The World Health Organization (WHO) has declared TB a global health emergency: “novel therapeutics are urgently required to target persistent bacilli and to contribute to more effective treatments of TB” (WHO) .The WHO held its first drug-resistant TB conference in Beijing in April 2009. Although more than half of the cases of drug-resistant TB are in China and India, the highest concentrations of 2008 cases were recorded in Murmansk, Russia while the highest concentration of 2007 cases were in Azerbaijan (The Guardian Weekly, March 26-Apr. 1, 2010). The WHO is warning that there is a real risk that resistant strains of TB spread worldwide.
The Centre for TB Research (CTBR) located at the University of British Columbia in Vancouver, regroups scientists from various disciplines who study Mycobacterium tuberculosis to understand how it infects and establishes itself in humans. Such knowledge is key to the development of effective new drugs against the bacterium.
In Canada, First Nations and Inuit communities are at an especially high risk due to poor living conditions and nutrition, overcrowded housing and limited access to health care (Health Canada). A 2010 report from the Public Health Agency of Canada showed that TB infection rates in native populations are 31 times that of non-aboriginal Canadians (Globe and Mail, Mar. 2010). In Nunavut alone, the infection rate is 62 times the Canadian average. “We are a rich, developed nation that has the resources to solve the problem in Nunavut if we choose to employ them,” said Dr. Matthew Stanbrook, a respirologist at Toronto Western Hospital. “The fact that we have failed to do so, not just once but over a century, should be an embarrassment to every Canadian.“ (CBC News, Feb. 14, 2011). However, some statistics can be even worse: in 2009 cases of tuberculosis reached a 30-year high in Manitoba where some northern native communities were shown to have 600 cases of TB per 100,000 population while Canada’s national average is of 5 cases of TB per 100,000 population.

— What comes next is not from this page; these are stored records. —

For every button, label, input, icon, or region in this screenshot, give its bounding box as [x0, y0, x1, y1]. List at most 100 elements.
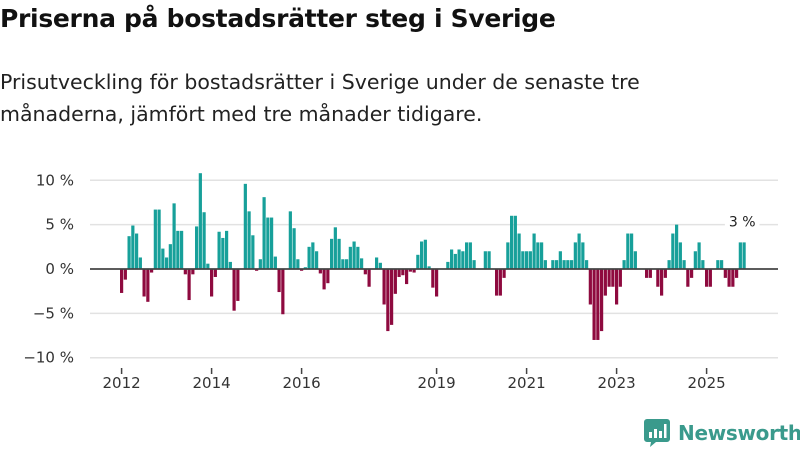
bar — [345, 259, 349, 269]
bar — [675, 224, 679, 269]
bar — [341, 259, 345, 269]
bar — [277, 269, 281, 293]
bar — [615, 269, 619, 305]
x-tick-label: 2012 — [103, 374, 141, 392]
bar — [281, 269, 285, 315]
bar — [195, 226, 199, 269]
y-tick-label: 0 % — [45, 260, 74, 278]
label-background — [724, 214, 760, 231]
bar — [330, 238, 334, 269]
bar — [172, 203, 176, 269]
bar — [408, 269, 412, 272]
chart-title: Priserna på bostadsrätter steg i Sverige — [0, 4, 556, 33]
bar — [483, 251, 487, 269]
bar — [127, 236, 131, 269]
bar — [667, 260, 671, 269]
bar — [660, 269, 664, 296]
bar — [262, 197, 266, 269]
bar — [273, 256, 277, 269]
bar — [375, 257, 379, 269]
bar — [296, 259, 300, 269]
bar — [506, 242, 510, 269]
bar — [326, 269, 330, 284]
bar — [607, 269, 611, 287]
bar — [423, 239, 427, 269]
bar — [686, 269, 690, 287]
bar — [566, 260, 570, 269]
bar — [723, 269, 727, 278]
bar — [356, 246, 360, 269]
bar — [611, 269, 615, 287]
bar — [198, 173, 202, 269]
bar — [716, 260, 720, 269]
bar — [431, 269, 435, 288]
bar — [138, 257, 142, 269]
bar — [401, 269, 405, 276]
bar — [397, 269, 401, 277]
bar — [176, 230, 180, 269]
bar-chart-speech-bubble-icon — [644, 419, 670, 447]
bar — [690, 269, 694, 278]
bar — [168, 244, 172, 269]
x-tick-label: 2016 — [283, 374, 321, 392]
bar — [446, 261, 450, 269]
bar — [367, 269, 371, 287]
bar — [232, 269, 236, 311]
bar — [393, 269, 397, 294]
bar — [247, 211, 251, 269]
x-tick-label: 2014 — [193, 374, 231, 392]
bar — [150, 269, 154, 273]
bar — [648, 269, 652, 278]
bar — [348, 246, 352, 269]
bar — [180, 230, 184, 269]
bar — [622, 260, 626, 269]
bar — [468, 242, 472, 269]
bar — [742, 242, 746, 269]
bar — [562, 260, 566, 269]
bar — [573, 242, 577, 269]
y-tick-label: −5 % — [33, 304, 74, 322]
bar — [502, 269, 506, 278]
bar — [183, 269, 187, 275]
bar — [663, 269, 667, 278]
bar — [318, 269, 322, 274]
bar — [693, 251, 697, 269]
bar — [386, 269, 390, 332]
bar — [727, 269, 731, 287]
bar — [513, 215, 517, 269]
bar — [540, 242, 544, 269]
bar — [495, 269, 499, 296]
bar — [697, 242, 701, 269]
bar — [221, 237, 225, 269]
bar — [585, 260, 589, 269]
bar — [720, 260, 724, 269]
bar — [416, 254, 420, 269]
bar — [378, 262, 382, 269]
bar — [487, 251, 491, 269]
bar — [427, 266, 431, 269]
x-tick-label: 2019 — [418, 374, 456, 392]
bar — [592, 269, 596, 340]
bar — [161, 248, 165, 269]
bar — [382, 269, 386, 305]
y-tick-label: 10 % — [36, 171, 74, 189]
bar — [311, 242, 315, 269]
bar — [412, 269, 416, 273]
bar — [206, 263, 210, 269]
bar — [731, 269, 735, 287]
brand-name: Newsworthy — [678, 421, 800, 445]
bar — [450, 249, 454, 269]
bar — [217, 231, 221, 269]
bar — [142, 269, 146, 297]
bar — [360, 258, 364, 269]
bar — [543, 260, 547, 269]
price-change-bar-chart: 10 % 5 % 0 % −5 % −10 % 2012 2014 2016 2019 2021… — [23, 171, 778, 392]
bar — [465, 242, 469, 269]
x-tick-label: 2025 — [688, 374, 726, 392]
bar — [645, 269, 649, 278]
bar — [420, 241, 424, 269]
bar — [363, 269, 367, 275]
last-value-label: 3 % — [729, 214, 756, 230]
bar — [236, 269, 240, 301]
bar — [153, 209, 157, 269]
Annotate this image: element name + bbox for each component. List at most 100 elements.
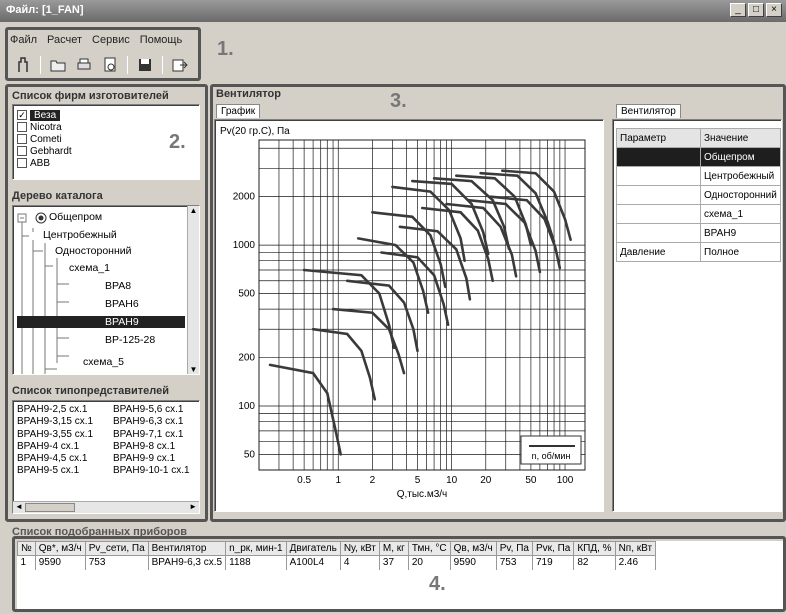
fan-curve <box>311 327 377 401</box>
value-cell: Центробежный <box>700 166 781 186</box>
fan-curve <box>345 279 419 353</box>
callout-1: 1. <box>217 38 234 60</box>
params-row[interactable]: ВРАН9 <box>616 223 781 243</box>
fan-tool-icon[interactable] <box>14 56 32 74</box>
params-row[interactable]: схема_1 <box>616 204 781 224</box>
params-row[interactable]: Общепром <box>616 147 781 167</box>
type-item[interactable]: ВРАН9-5,6 сх.1 <box>113 404 184 415</box>
type-item[interactable]: ВРАН9-8 сх.1 <box>113 440 176 452</box>
type-item[interactable]: ВРАН9-5 сх.1 <box>17 465 80 477</box>
y-tick-label: 500 <box>238 289 255 300</box>
col-header[interactable]: Nп, кВт <box>614 541 657 556</box>
x-tick-label: 20 <box>480 475 492 486</box>
print-icon[interactable] <box>75 56 93 74</box>
tree-node-scheme1[interactable]: схема_1 <box>69 262 110 274</box>
tree-node-vran6[interactable]: ВРАН6 <box>105 298 139 310</box>
scroll-up-icon[interactable]: ▲ <box>189 206 198 215</box>
open-folder-icon[interactable] <box>49 56 67 74</box>
type-item[interactable]: ВРАН9-6,3 сх.1 <box>113 416 184 428</box>
manufacturer-item[interactable]: Cometi <box>17 133 72 145</box>
manufacturer-item[interactable]: Gebhardt <box>17 145 72 157</box>
checkbox-icon[interactable] <box>17 134 27 144</box>
checkbox-icon[interactable] <box>17 146 27 156</box>
col-header[interactable]: Qв, м3/ч <box>449 541 497 556</box>
col-header[interactable]: Pv_сети, Па <box>84 541 149 556</box>
y-tick-label: 200 <box>238 353 255 364</box>
tree-node-single-sided[interactable]: Односторонний <box>55 245 132 257</box>
type-item[interactable]: ВРАН9-2,5 сх.1 <box>17 404 88 415</box>
table-cell: 753 <box>85 555 149 570</box>
col-header[interactable]: Двигатель <box>285 541 341 556</box>
types-list: ВРАН9-2,5 сх.1 ВРАН9-3,15 сх.1 ВРАН9-3,5… <box>12 400 200 514</box>
table-cell: 1188 <box>225 555 287 570</box>
checkbox-checked-icon[interactable]: ✓ <box>17 110 27 120</box>
fan-panel-frame <box>210 84 786 522</box>
checkbox-icon[interactable] <box>17 122 27 132</box>
checkbox-icon[interactable] <box>17 158 27 168</box>
col-header[interactable]: КПД, % <box>573 541 616 556</box>
close-button[interactable]: × <box>766 3 782 17</box>
table-cell: ВРАН9-6,3 сх.5 <box>148 555 227 570</box>
tree-node-vr125[interactable]: ВР-125-28 <box>105 334 156 346</box>
tree-node-centrifugal[interactable]: Центробежный <box>43 229 117 241</box>
col-header[interactable]: Тмн, °С <box>407 541 451 556</box>
col-header[interactable]: № <box>17 541 36 556</box>
col-header[interactable]: Qв*, м3/ч <box>34 541 86 556</box>
tree-node-scheme5[interactable]: схема_5 <box>83 356 124 368</box>
col-header[interactable]: Nу, кВт <box>339 541 380 556</box>
manufacturer-item[interactable]: ABB <box>17 157 72 169</box>
tree-node-vran9[interactable]: ВРАН9 <box>17 316 185 328</box>
manufacturer-label: Gebhardt <box>30 145 72 157</box>
tab-chart[interactable]: График <box>216 104 261 118</box>
types-hscrollbar[interactable]: ◄ ► <box>13 501 199 513</box>
type-item[interactable]: ВРАН9-4 сх.1 <box>17 440 80 452</box>
param-cell <box>616 147 701 167</box>
manufacturer-item[interactable]: Nicotra <box>17 121 72 133</box>
tree-node-general[interactable]: Общепром <box>49 211 103 223</box>
tab-fan-params[interactable]: Вентилятор <box>616 104 681 118</box>
col-header[interactable]: М, кг <box>378 541 409 556</box>
scroll-left-icon[interactable]: ◄ <box>15 502 23 511</box>
type-item[interactable]: ВРАН9-7,1 сх.1 <box>113 428 184 440</box>
type-item[interactable]: ВРАН9-3,15 сх.1 <box>17 416 94 428</box>
tree-node-vra8[interactable]: ВРА8 <box>105 280 132 292</box>
col-header[interactable]: Pvк, Па <box>531 541 575 556</box>
table-row[interactable]: 1 9590 753 ВРАН9-6,3 сх.5 1188 А100L4 4 … <box>17 555 657 570</box>
col-header[interactable]: n_рк, мин-1 <box>225 541 287 556</box>
col-header[interactable]: Pv, Па <box>495 541 533 556</box>
param-cell: Давление <box>616 242 701 262</box>
maximize-button[interactable]: □ <box>748 3 764 17</box>
y-tick-label: 2000 <box>233 192 256 203</box>
value-cell: Общепром <box>700 147 781 167</box>
y-tick-label: 100 <box>238 401 255 412</box>
params-row[interactable]: Центробежный <box>616 166 781 186</box>
menu-service[interactable]: Сервис <box>92 34 130 46</box>
export-icon[interactable] <box>171 56 189 74</box>
menu-bar: Файл Расчет Сервис Помощь <box>10 34 182 50</box>
minimize-button[interactable]: _ <box>730 3 746 17</box>
tree-scrollbar[interactable]: ▲ ▼ <box>187 206 199 374</box>
type-item[interactable]: ВРАН9-10-1 сх.1 <box>113 465 190 477</box>
params-header-value: Значение <box>700 128 781 148</box>
type-item[interactable]: ВРАН9-9 сх.1 <box>113 453 176 465</box>
preview-icon[interactable] <box>101 56 119 74</box>
value-cell: ВРАН9 <box>700 223 781 243</box>
menu-calc[interactable]: Расчет <box>47 34 83 46</box>
scroll-down-icon[interactable]: ▼ <box>189 365 198 374</box>
save-icon[interactable] <box>136 56 154 74</box>
scroll-thumb[interactable] <box>25 503 75 512</box>
params-row[interactable]: Односторонний <box>616 185 781 205</box>
tree-lines <box>17 212 69 374</box>
col-header[interactable]: Вентилятор <box>147 541 227 556</box>
manufacturer-item[interactable]: ✓ Веза <box>17 109 72 121</box>
types-col1: ВРАН9-2,5 сх.1 ВРАН9-3,15 сх.1 ВРАН9-3,5… <box>17 404 93 478</box>
fan-curve <box>398 225 472 301</box>
type-item[interactable]: ВРАН9-3,55 сх.1 <box>17 428 94 440</box>
params-row[interactable]: Давление Полное <box>616 242 781 262</box>
table-cell: 37 <box>379 555 409 570</box>
menu-file[interactable]: Файл <box>10 34 38 46</box>
type-item[interactable]: ВРАН9-4,5 сх.1 <box>17 453 88 465</box>
scroll-right-icon[interactable]: ► <box>189 502 197 511</box>
menu-help[interactable]: Помощь <box>139 34 183 46</box>
x-tick-label: 10 <box>446 475 458 486</box>
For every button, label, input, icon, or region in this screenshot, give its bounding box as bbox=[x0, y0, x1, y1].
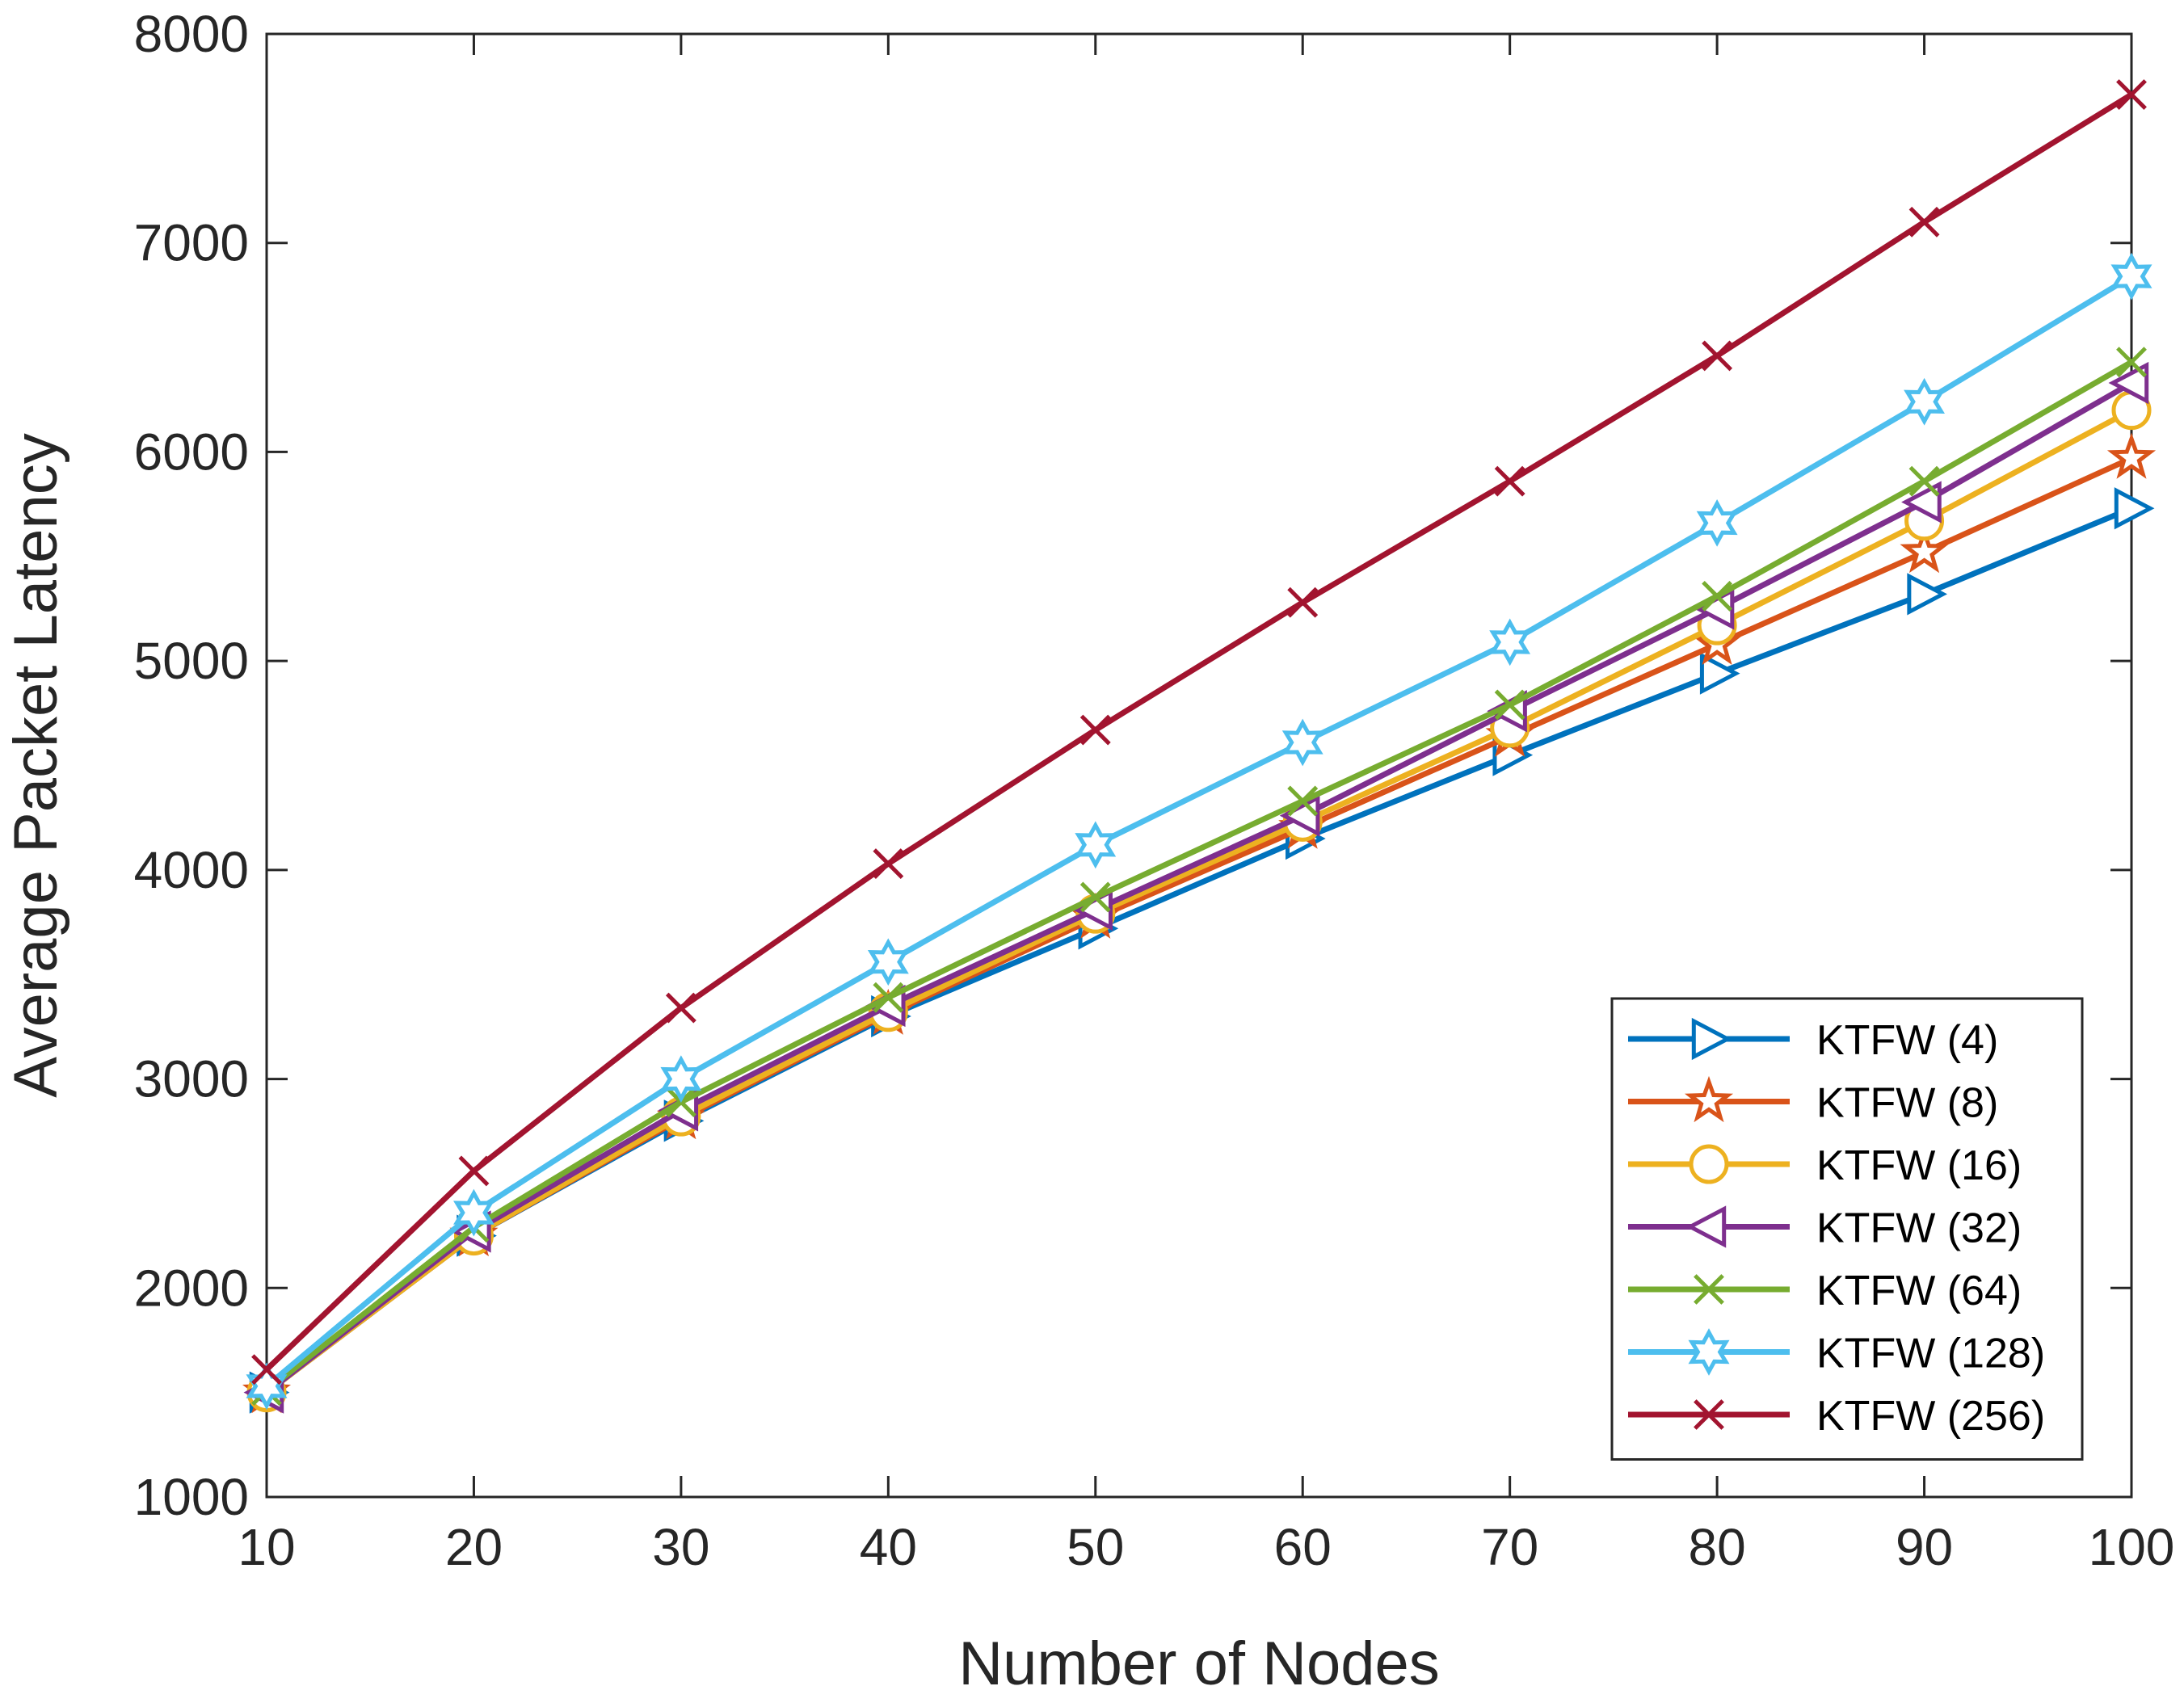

By contrast Bangladesh’s national average is 400 cases per 100,000 (National Post, March 2010). Provincial and federal governments need to support initiatives aimed at improving housing conditions and eliminating poverty according to Grand Chief Ron Evans from the Assembly of Manitoba Chiefs (National Post, March 2010).
In Canada’s largest city, Toronto, the death rate from tuberculosis in homeless people is also alarming. A 10-year study looking into the homeless in Toronto found that one in five homeless people with tuberculosis died within a year of their diagnosis, a rate which is three to four times higher than what is generally seen in the general population according to Dr. Kamran Khan, an infectious disease physician and scientist at St. Michael’s Hospital. Khan says Toronto’s homeless shelters have been lucky because a drug resistant strain of TB has not entered the shelter system. But, Khan warned if a multi-drug resistant TB strain did, it could set off an outbreak that would become very difficult to control.
These are all warning signs that our current handle on the treatment of TB in vulnerable populations needs to be improved.